Two college student lobbying groups are setting up political action committees to provide manpower to selected congressional candidates and try to boost the voting records of the nation's 12 million college students.

Officials of the United States Student Association already have registered an independent National Student PAC (N-SPAC) with the Federal Election Commission. Members of the National Coalition of Independent College and University Students (known by an old acronym, COPUS) recently announced that they would start a PAC, too.

Neither group has illusions it can raise cash for its focal point, backing candidates who defend federal assistance to college students. "We don't have the money, but we do have lots of time and energy," COPUS director Miriam Rosenberg said.

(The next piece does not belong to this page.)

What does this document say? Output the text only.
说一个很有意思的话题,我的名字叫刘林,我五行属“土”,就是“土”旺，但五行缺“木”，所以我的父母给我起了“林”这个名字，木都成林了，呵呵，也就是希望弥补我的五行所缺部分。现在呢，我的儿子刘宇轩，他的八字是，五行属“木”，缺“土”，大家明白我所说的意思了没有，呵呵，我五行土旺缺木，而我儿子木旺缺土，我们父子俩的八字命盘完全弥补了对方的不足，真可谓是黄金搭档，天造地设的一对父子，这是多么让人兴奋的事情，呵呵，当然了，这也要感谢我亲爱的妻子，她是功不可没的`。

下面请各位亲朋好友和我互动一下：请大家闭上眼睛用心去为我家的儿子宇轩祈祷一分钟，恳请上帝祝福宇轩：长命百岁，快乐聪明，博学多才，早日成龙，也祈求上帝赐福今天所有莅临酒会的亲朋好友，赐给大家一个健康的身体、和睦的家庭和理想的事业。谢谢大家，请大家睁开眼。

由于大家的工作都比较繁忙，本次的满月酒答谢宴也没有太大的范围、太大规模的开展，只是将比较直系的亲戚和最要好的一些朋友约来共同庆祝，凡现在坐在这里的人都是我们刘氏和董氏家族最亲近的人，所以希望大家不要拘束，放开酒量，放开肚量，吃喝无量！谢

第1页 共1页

Rep. Paul Simon (D-Ill.), chairman of the House postsecondary education subcommittee, and Sen. Robert T. Stafford (R-Vt.), chairman of the Senate education subcommittee, attended the COPUS press conference and were quick to acknowledge that they need student votes to win their reelection fights.

Simon, whose district includes Southern Illinois University, said he wouldn't have won a close race in 1980 without student support. And Stafford added that he needs student support this fall or "I may not be here."

Both noted that college students traditionally have low registration and voter turnout rates. Rosenberg and Ed Hanley, USSA's legislative director, said they think the Reagan administration's proposed budget cuts in student aid have made students more politically aware. They already have organized letter-writing campaigns and rallies to oppose the cuts.

Hanley said N-SPAC was registered with the FEC because it plans to target about 10 congressional races and offer in-kind services to endorsed candidates. Joe Sweeney, treasurer of the PAC, said Simon and Stafford have earned his committee's support.

The group will be out to defeat some candidates, too. Sweeney declined to identify the targets except to say they will be knows as GSLs, a play on guaranteed student loans that stands for "guaranteed student losers."

Rosenberg said her group's political action committee doesn't plan to file reports with the FEC because it doesn't plan to raise or spend more than $1,000, the threshold requiring registration. It will concentrate on getting students to register and work as volunteers in campaigns.

She said the two student PACs would complement each other rather than compete. COPUS represents private schools while most USSA members are public schools. Rosenberg said her political action committee doesn't plan any negative campaigning and will let local chapters pick which candidates to support.